Pays  enclavé ou émergent ?

         Malheureusement, cette situation de la province du Bas-Congo,  pourtant proche de Kinshasa et pourvoyeuse  de devises avec ses ports, routes, chemin de fer, pétrole, or, péage  n’est pas sans rappeler la situation chaotique et désolante  dans le Congo profond. En effet, de l’avis de plusieurs observateurs,  si cette dernière province qui ne connait pas de troubles  vit dans cet  enclavement,  qu’en est-il de provinces telles que l’Equateur, les deux Kasaï, Bandundu, Province Orientale, le Nord et Sud-Kivu, Maniema et le Katanga qui connaissent par endroits des troubles liés à la présence des forces négatives ? La question reste tout  entière et c’est au gouvernement d’apporter une réponse adéquate et des solutions idoines pour atténuer tant soit peu la misère de la population rurale.

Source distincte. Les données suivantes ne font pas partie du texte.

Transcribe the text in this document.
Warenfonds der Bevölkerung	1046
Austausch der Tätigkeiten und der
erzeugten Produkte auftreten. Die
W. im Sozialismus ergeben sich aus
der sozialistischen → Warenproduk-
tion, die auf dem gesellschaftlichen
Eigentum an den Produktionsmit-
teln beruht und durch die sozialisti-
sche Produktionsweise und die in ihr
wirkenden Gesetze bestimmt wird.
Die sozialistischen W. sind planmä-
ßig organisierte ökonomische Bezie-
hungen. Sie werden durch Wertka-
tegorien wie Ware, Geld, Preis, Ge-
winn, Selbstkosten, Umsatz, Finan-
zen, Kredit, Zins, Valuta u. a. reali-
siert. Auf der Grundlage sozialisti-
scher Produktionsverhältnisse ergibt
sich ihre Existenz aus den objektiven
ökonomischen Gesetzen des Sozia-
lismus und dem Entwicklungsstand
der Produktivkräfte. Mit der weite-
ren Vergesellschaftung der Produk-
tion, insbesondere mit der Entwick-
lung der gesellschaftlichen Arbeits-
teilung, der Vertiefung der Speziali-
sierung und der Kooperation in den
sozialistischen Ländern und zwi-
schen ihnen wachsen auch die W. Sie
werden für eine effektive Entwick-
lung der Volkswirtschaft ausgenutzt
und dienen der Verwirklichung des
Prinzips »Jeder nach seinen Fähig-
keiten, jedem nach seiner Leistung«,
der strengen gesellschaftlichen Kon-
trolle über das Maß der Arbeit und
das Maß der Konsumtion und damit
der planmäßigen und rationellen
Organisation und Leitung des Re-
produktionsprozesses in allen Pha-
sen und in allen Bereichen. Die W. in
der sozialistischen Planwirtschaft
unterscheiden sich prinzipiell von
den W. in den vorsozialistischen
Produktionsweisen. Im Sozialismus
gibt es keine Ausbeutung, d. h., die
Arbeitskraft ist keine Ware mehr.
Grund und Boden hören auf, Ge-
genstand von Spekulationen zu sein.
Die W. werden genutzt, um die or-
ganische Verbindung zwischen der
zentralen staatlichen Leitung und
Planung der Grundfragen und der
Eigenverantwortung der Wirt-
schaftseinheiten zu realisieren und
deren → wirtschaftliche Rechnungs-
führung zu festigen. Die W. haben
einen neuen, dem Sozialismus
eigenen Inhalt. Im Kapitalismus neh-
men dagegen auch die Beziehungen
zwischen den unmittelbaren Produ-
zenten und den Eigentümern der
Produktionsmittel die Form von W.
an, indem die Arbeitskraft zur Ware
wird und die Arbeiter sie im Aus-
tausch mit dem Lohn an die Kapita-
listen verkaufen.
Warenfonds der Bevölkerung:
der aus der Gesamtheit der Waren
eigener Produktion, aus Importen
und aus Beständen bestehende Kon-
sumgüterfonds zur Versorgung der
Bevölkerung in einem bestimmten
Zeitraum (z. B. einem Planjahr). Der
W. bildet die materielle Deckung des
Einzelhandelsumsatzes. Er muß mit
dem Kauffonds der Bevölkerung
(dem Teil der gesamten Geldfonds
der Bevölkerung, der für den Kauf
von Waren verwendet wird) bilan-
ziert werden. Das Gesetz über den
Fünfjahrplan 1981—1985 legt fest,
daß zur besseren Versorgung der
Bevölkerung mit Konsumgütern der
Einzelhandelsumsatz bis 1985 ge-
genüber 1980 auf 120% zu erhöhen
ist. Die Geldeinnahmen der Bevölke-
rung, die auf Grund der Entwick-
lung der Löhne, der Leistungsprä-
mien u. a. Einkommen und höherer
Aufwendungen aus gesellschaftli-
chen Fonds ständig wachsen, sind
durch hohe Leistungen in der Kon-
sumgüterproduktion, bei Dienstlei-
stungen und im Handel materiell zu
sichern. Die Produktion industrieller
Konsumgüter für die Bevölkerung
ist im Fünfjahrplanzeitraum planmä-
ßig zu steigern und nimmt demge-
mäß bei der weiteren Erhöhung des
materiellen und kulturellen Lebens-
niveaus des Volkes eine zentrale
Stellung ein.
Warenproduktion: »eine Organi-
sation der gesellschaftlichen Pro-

Car, dans ces coins du pays, les gens meurent encore faute d’aspirine. Beaucoup de femmes en donnant la vie quittent ce monde. La marche à pied avec un baluchon constitue la seule alternative. Et posséder une bicyclette dans ces coins est un signe de promotion sociale.  Bref, le pari de faire de la Rd Congo un pays émergent doit nécessairement être accompagné  d’importantes réformes afin que la population ne rate pas pour la seconde fois le train du développement. Cela passe par la redynamisation de l’activité économique et des voies de communication d’abord.